Так или иначе – первый блин хоть и комом, но испекли. По результатам тренировки добавили еще пару канатов, и теперь за раз с «Варяга» десантировалось до двенадцати человек. Сейчас «Оклахома», переименованный варяжскими острословами в «Охламона», крейсировал в десяти милях от «Варяга», ближе к японскому берегу, под командой бывшего штурмана «Корейца» мичмана Бирилева. Ему и командовавшему крейсирующей мористее «Марьей Ивановной» мичману Петру Губонину было приказано при появлении крейсеров дать серию из трех ракет черного дыма и не путаться под ногами у «Варяга», когда тот пойдет на перехват.
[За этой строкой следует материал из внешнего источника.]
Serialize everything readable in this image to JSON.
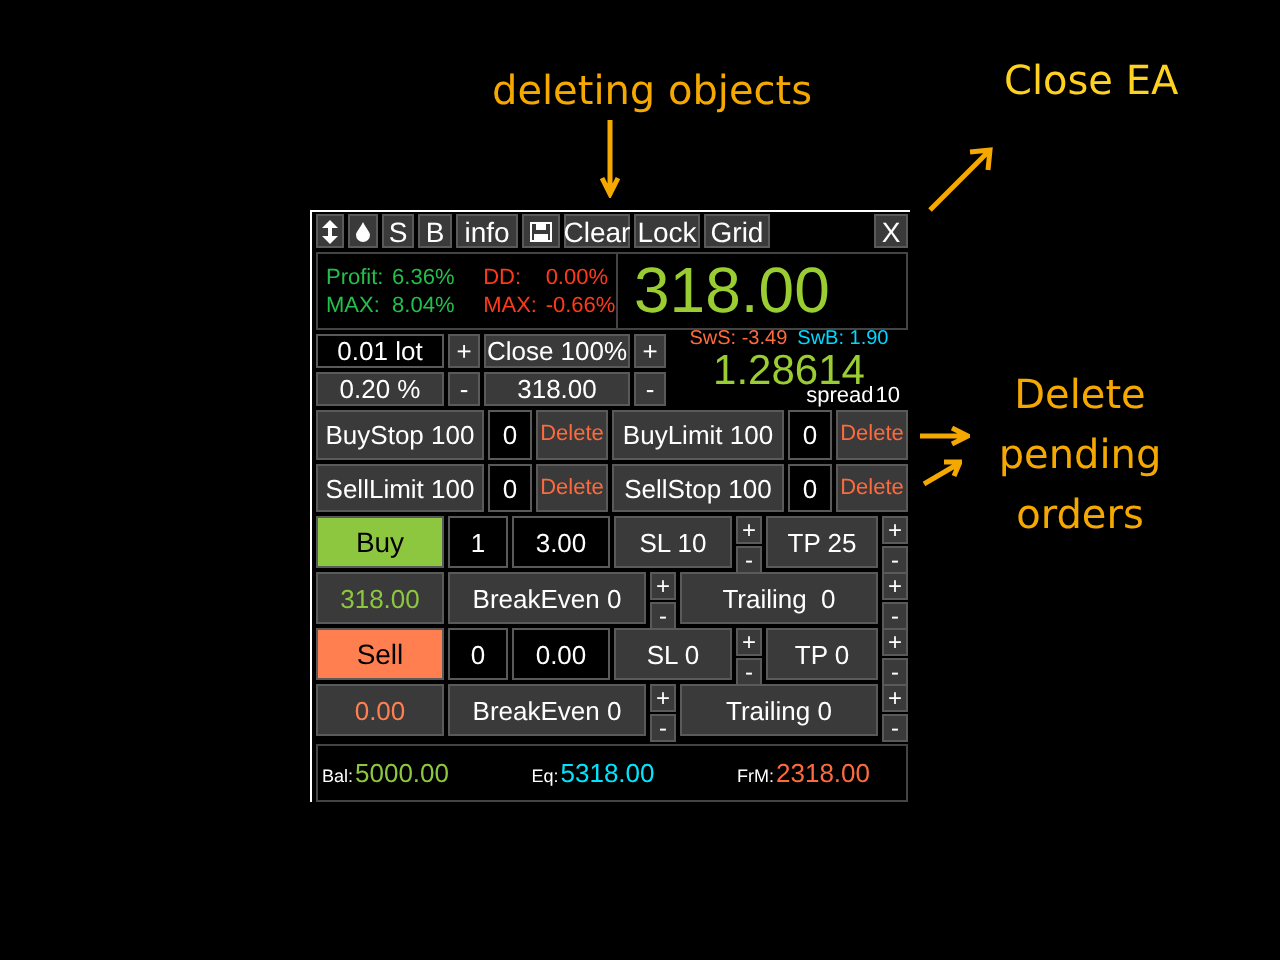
{
  "annotations": [
    {
      "text": "deleting objects"
    },
    {
      "text": "Close EA"
    },
    {
      "text": "Delete pending orders"
    }
  ],
  "toolbar": {
    "buttons": [
      "S",
      "B",
      "info",
      "Clear",
      "Lock",
      "Grid"
    ],
    "close": "X"
  },
  "stats": {
    "profit_label": "Profit:",
    "profit": "6.36%",
    "max_label": "MAX:",
    "max": "8.04%",
    "dd_label": "DD:",
    "dd": "0.00%",
    "dd_max_label": "MAX:",
    "dd_max": "-0.66%",
    "total": "318.00"
  },
  "order": {
    "lot": "0.01 lot",
    "lot_plus": "+",
    "close": "Close 100%",
    "close_plus": "+",
    "risk": "0.20 %",
    "risk_minus": "-",
    "close_amount": "318.00",
    "close_minus": "-"
  },
  "quote": {
    "sws": "SwS: -3.49",
    "swb": "SwB: 1.90",
    "price": "1.28614",
    "spread_label": "spread",
    "spread": "10"
  },
  "pending": [
    {
      "label": "BuyStop 100",
      "count": "0",
      "delete": "Delete"
    },
    {
      "label": "BuyLimit 100",
      "count": "0",
      "delete": "Delete"
    },
    {
      "label": "SellLimit 100",
      "count": "0",
      "delete": "Delete"
    },
    {
      "label": "SellStop 100",
      "count": "0",
      "delete": "Delete"
    }
  ],
  "trades": [
    {
      "kind": "buy",
      "action": "Buy",
      "count": "1",
      "lots": "3.00",
      "sl": "SL 10",
      "sl_step": [
        "+",
        "-"
      ],
      "tp": "TP 25",
      "tp_step": [
        "+",
        "-"
      ],
      "profit": "318.00",
      "breakeven": "BreakEven 0",
      "be_step": [
        "+",
        "-"
      ],
      "trailing": "Trailing  0",
      "tr_step": [
        "+",
        "-"
      ]
    },
    {
      "kind": "sell",
      "action": "Sell",
      "count": "0",
      "lots": "0.00",
      "sl": "SL 0",
      "sl_step": [
        "+",
        "-"
      ],
      "tp": "TP 0",
      "tp_step": [
        "+",
        "-"
      ],
      "profit": "0.00",
      "breakeven": "BreakEven 0",
      "be_step": [
        "+",
        "-"
      ],
      "trailing": "Trailing 0",
      "tr_step": [
        "+",
        "-"
      ]
    }
  ],
  "footer": [
    {
      "label": "Bal:",
      "value": "5000.00",
      "color": "#8dc63f"
    },
    {
      "label": "Eq:",
      "value": "5318.00",
      "color": "#00e5ff"
    },
    {
      "label": "FrM:",
      "value": "2318.00",
      "color": "#ff6a3d"
    }
  ]
}
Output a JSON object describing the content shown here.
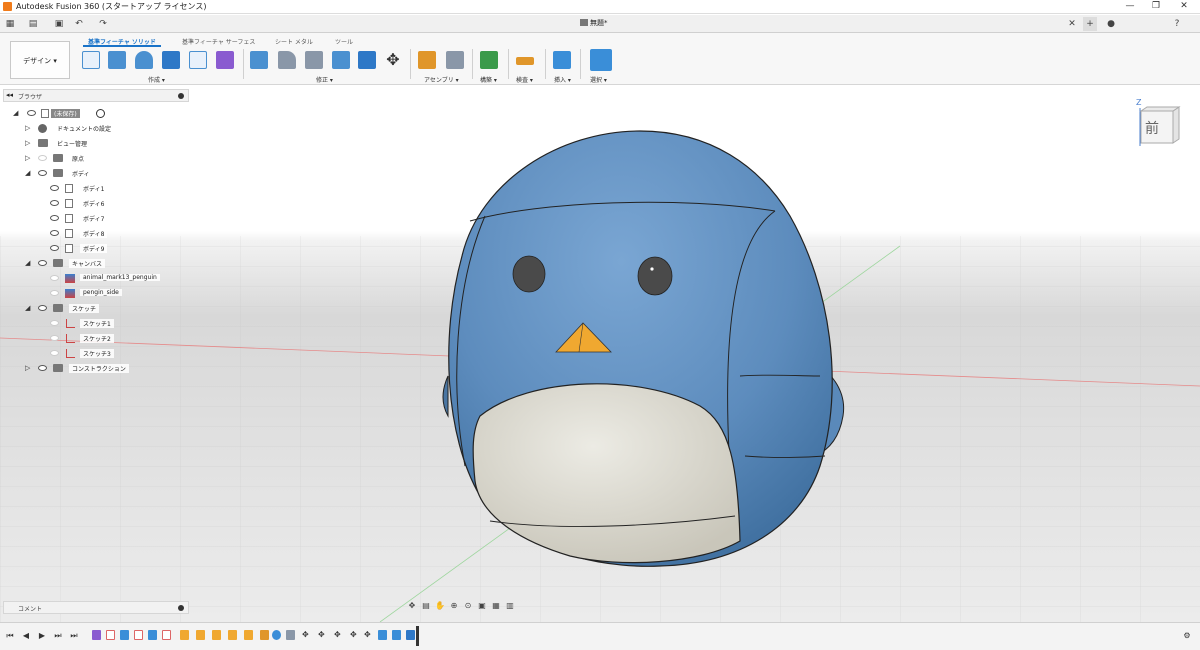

Еще одной жертвой «Варяга» стал японский каботажный пароход «Сикоко-Мару» на полторы тысячи тонн, оказавшийся в плохом месте в плохое время. Он был зафрахтован флотом и шел с грузом рыбы и риса в Йокосуку, так что теперь до Владивостока о питании команды можно было не беспокоится, хотя меню и будет несколько однообразным. После перегрузки провизии на «Варяг» он был утоплен подрывными патронами. В этот раз операцию по десантированию решили не проводить, так как море было не слишком спокойно, и остановили его традиционным выстрелом под нос с последующим подходом досмотровых партий на лодках.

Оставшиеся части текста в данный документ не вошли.